Terzi ve Berberin Sohbeti
Karşılıklı dükkanları bulunan terzi ve berber sohbete başlar.
Berber: Bak usta, biz saçı üç numaraya vurunca adamı on yaş genç gösteriyoruz. Sizinki öyle mi? Kumaş bol geldi mi, müşteri tombul çıkar!
Terzi: Biz bol kesersek yeniden dikeriz, sen bir saçı fazla kesersen... adam şapkayla gezer.
Berber: Biz aynaya bakınca müşteri memnuniyetini görürüz. Seninki bir hafta sonra gelir, "kol dar geldi" diye söylenir.
Terzi: Senin müşteri aynaya bakar, sonra dışarı çıkar rüzgarla saç uçar! Bizimki düğüne gider, herkes sorar: "Terzinin adresini"
Berber: Biz her kesimde risk alırız, kulak mı gider, ense mi kayar… Sizinki sadece paça kısaltmak. Ne dram var ki orda?
Terzi: O paça kısaltma var ya… yanlış kes, pantolon cenazelik olur! Bir kumaşı batır, müşteri dükkâna bir daha uğramaz.

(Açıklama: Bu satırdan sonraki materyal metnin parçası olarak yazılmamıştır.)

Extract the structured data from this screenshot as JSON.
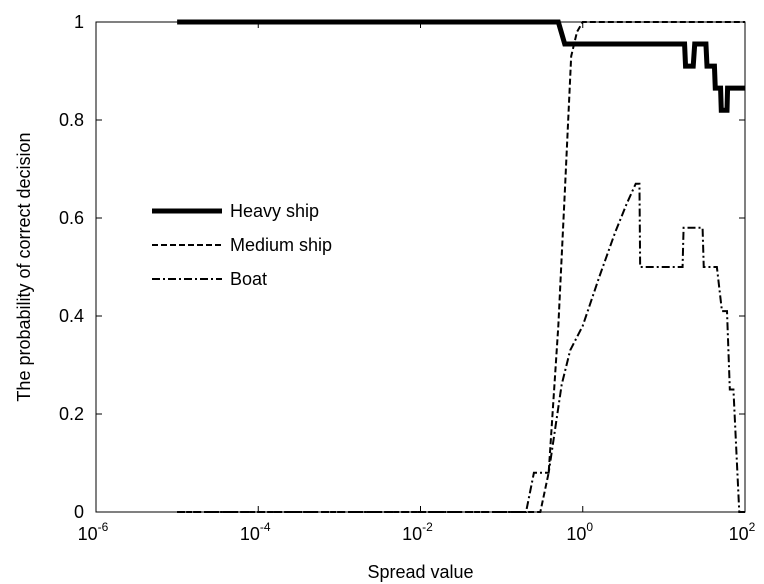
{
  "chart_data": {
    "type": "line",
    "xscale": "log",
    "xlabel": "Spread value",
    "ylabel": "The probability of correct decision",
    "xlim": [
      1e-06,
      100
    ],
    "ylim": [
      0,
      1
    ],
    "x_ticks": [
      {
        "base": "10",
        "exp": "-6",
        "value": 1e-06
      },
      {
        "base": "10",
        "exp": "-4",
        "value": 0.0001
      },
      {
        "base": "10",
        "exp": "-2",
        "value": 0.01
      },
      {
        "base": "10",
        "exp": "0",
        "value": 1
      },
      {
        "base": "10",
        "exp": "2",
        "value": 100
      }
    ],
    "y_ticks": [
      {
        "label": "0",
        "value": 0
      },
      {
        "label": "0.2",
        "value": 0.2
      },
      {
        "label": "0.4",
        "value": 0.4
      },
      {
        "label": "0.6",
        "value": 0.6
      },
      {
        "label": "0.8",
        "value": 0.8
      },
      {
        "label": "1",
        "value": 1
      }
    ],
    "legend_position": "center-left",
    "grid": false,
    "series": [
      {
        "name": "Heavy ship",
        "style": "solid-thick",
        "color": "#000000",
        "points": [
          [
            1e-05,
            1
          ],
          [
            0.5,
            1
          ],
          [
            0.6,
            0.955
          ],
          [
            18,
            0.955
          ],
          [
            18.5,
            0.91
          ],
          [
            23,
            0.91
          ],
          [
            24,
            0.955
          ],
          [
            33,
            0.955
          ],
          [
            34,
            0.91
          ],
          [
            42,
            0.91
          ],
          [
            43,
            0.865
          ],
          [
            50,
            0.865
          ],
          [
            51,
            0.82
          ],
          [
            60,
            0.82
          ],
          [
            61,
            0.865
          ],
          [
            100,
            0.865
          ]
        ]
      },
      {
        "name": "Medium ship",
        "style": "dashed",
        "color": "#000000",
        "points": [
          [
            1e-05,
            0
          ],
          [
            0.3,
            0
          ],
          [
            0.38,
            0.08
          ],
          [
            0.5,
            0.38
          ],
          [
            0.6,
            0.65
          ],
          [
            0.72,
            0.93
          ],
          [
            0.85,
            0.98
          ],
          [
            1.0,
            1.0
          ],
          [
            100,
            1.0
          ]
        ]
      },
      {
        "name": "Boat",
        "style": "dashdot",
        "color": "#000000",
        "points": [
          [
            1e-05,
            0
          ],
          [
            0.2,
            0
          ],
          [
            0.25,
            0.08
          ],
          [
            0.38,
            0.08
          ],
          [
            0.55,
            0.26
          ],
          [
            0.7,
            0.33
          ],
          [
            1.0,
            0.38
          ],
          [
            1.6,
            0.48
          ],
          [
            2.5,
            0.57
          ],
          [
            3.5,
            0.63
          ],
          [
            4.5,
            0.67
          ],
          [
            5.0,
            0.67
          ],
          [
            5.1,
            0.5
          ],
          [
            17,
            0.5
          ],
          [
            17.5,
            0.58
          ],
          [
            30,
            0.58
          ],
          [
            31,
            0.5
          ],
          [
            45,
            0.5
          ],
          [
            52,
            0.41
          ],
          [
            60,
            0.41
          ],
          [
            65,
            0.25
          ],
          [
            72,
            0.25
          ],
          [
            85,
            0
          ],
          [
            100,
            0
          ]
        ]
      }
    ]
  }
}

Berber: Kardeşim, biz bir tıraşla adama özgüven veriyoruz! Sizin takım elbise özgüven değil, düğün masrafı çıkarıyor!
Terzi: Biz şıklıkla uğraşıyoruz, siz tüylerle! Hem biz bir kere dikiyoruz, sen haftada bir aynı kafayı kesiyorsun!

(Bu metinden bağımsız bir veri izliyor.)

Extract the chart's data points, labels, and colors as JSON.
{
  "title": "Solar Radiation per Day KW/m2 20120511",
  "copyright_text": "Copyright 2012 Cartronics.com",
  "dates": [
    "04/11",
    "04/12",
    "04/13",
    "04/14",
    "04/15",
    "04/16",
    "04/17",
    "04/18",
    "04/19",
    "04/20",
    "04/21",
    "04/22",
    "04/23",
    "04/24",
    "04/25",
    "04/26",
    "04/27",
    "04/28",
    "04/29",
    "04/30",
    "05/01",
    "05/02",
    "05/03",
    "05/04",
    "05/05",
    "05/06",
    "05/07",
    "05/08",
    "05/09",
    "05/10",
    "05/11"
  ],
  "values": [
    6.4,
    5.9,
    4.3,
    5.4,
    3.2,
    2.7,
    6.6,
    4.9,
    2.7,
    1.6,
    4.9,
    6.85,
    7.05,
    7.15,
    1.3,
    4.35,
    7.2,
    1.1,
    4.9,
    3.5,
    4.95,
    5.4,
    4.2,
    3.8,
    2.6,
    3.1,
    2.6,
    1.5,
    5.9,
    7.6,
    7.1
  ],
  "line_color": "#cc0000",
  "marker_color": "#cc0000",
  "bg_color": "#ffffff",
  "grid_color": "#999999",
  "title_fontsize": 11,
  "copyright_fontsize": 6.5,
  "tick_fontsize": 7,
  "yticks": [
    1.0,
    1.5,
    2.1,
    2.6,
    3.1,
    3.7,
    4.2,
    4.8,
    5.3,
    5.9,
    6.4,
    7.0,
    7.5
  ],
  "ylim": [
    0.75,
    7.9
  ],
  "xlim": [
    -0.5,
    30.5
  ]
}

Berber: E haklısın, siz bir dikiyorsunuz, adam ömür boyu aynı ceketi giyiyor!
Terzi: Seninki üç gün sakal uzasın, emeğin unutulur. Bizim ceket, yirmi yıl sonra hâlâ dolapta asılı!
Berber: Senin müşterin ceketi giyene kadar moda değişiyor, usta!

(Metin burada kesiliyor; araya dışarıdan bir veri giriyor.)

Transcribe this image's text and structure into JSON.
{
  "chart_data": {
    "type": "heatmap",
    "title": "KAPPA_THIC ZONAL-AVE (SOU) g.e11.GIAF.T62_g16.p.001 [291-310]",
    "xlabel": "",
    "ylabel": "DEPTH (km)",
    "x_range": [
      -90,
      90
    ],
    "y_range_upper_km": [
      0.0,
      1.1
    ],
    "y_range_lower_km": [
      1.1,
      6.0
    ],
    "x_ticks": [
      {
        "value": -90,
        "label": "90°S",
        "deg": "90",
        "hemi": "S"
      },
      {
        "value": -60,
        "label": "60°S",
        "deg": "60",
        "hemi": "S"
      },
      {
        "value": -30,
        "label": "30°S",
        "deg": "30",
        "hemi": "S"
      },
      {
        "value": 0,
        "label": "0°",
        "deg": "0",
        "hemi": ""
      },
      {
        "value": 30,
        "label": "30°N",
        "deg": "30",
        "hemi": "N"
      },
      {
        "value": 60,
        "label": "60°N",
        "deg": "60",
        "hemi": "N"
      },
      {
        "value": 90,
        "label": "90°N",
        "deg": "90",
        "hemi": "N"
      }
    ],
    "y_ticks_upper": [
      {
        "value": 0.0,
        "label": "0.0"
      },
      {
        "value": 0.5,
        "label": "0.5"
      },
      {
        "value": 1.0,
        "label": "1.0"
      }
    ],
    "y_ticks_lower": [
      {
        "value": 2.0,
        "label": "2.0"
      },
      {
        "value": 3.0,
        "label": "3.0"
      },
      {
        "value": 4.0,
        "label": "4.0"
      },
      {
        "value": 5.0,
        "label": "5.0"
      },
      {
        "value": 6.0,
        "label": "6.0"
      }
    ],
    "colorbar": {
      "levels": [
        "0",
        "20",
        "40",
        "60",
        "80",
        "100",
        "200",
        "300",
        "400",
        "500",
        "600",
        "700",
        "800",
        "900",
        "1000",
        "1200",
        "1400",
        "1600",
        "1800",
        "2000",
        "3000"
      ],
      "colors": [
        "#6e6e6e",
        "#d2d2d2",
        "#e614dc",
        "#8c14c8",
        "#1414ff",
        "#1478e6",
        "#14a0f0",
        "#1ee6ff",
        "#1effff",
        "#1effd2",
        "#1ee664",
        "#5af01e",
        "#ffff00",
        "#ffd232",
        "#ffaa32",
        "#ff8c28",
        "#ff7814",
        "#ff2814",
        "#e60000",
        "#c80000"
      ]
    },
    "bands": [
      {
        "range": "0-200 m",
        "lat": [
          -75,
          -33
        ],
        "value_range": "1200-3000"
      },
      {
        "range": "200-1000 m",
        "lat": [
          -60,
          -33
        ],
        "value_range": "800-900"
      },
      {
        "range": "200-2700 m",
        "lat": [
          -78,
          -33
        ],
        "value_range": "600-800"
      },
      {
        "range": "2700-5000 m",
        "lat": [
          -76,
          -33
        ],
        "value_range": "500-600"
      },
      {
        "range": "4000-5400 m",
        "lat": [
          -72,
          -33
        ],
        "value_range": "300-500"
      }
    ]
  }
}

Terzi: Senin müşterin aynaya bakmadan tıraş olamıyor, ustam!
Tam o sırada sokaktan geçen yaşlı bir amca yanlarına otur, ikisine de bakar, gülümser.
Marangoz Amca (gülümseyerek durur): Ulan neye tartışıyorsunuz?
Ben de kesiyorum, ben de biçiyorum…
Ama hiç kimseye kısa veya uzun gelmiyor yaptığım masa!
Berber (gülerek): Tamam işte, bu iş artık uzadı.
Keselim bu muhabbeti, yoksa sen de çiviyi çakarsın!
Terzi: Hadi çaylar benden olsun.
Şurada üç zanaatkârız, içmeden dağılmayalım!
(Üçü de kahkahalar eşliğinde kaldırıma oturur. Sahne mahalle sıcaklığında donar.)